During the Cold War, the US military was very concerned about the fact that US planes used solid state circuitry and Soviet planes used vacuum tubes. It was known that nuclear war would likely cause American planes to drop out of the sky. Since then, we all have become completely reliant on semiconductor technology which controls our transportation, power, satellites, information technology and communication systems. Transistors have evolved over time to smaller and smaller geometries and lower voltages, which make them increasingly vulnerable to EMP.

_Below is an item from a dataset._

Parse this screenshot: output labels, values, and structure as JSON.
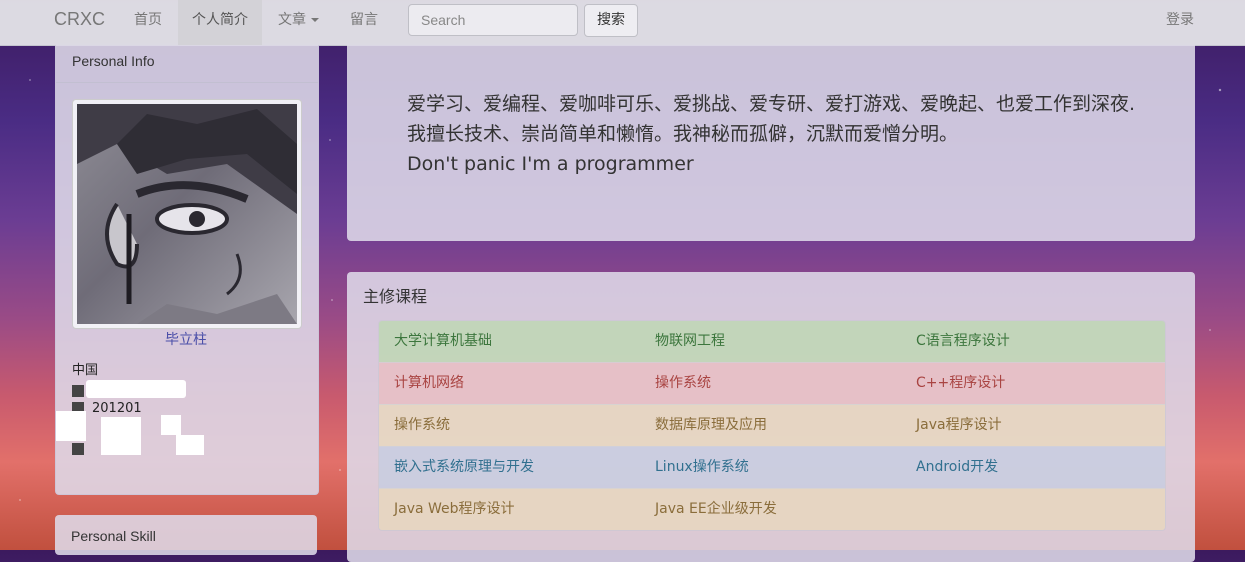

The US and Russia conducted many nuclear detonations at high altitude prior to 1962, but the integrated circuit had not yet been invented. Some experts believe that an effective EMP attack would send the US and/or Europe instantly back to the dark ages. Civilian planes could lose control and fall from the sky, and cars made since 1980 might instantly and permanently lose steering, engine and brake control. Many phones, computers and Internet switches would become permanently disabled. Newt Gingrich spoke about the danger on Fox News this morning.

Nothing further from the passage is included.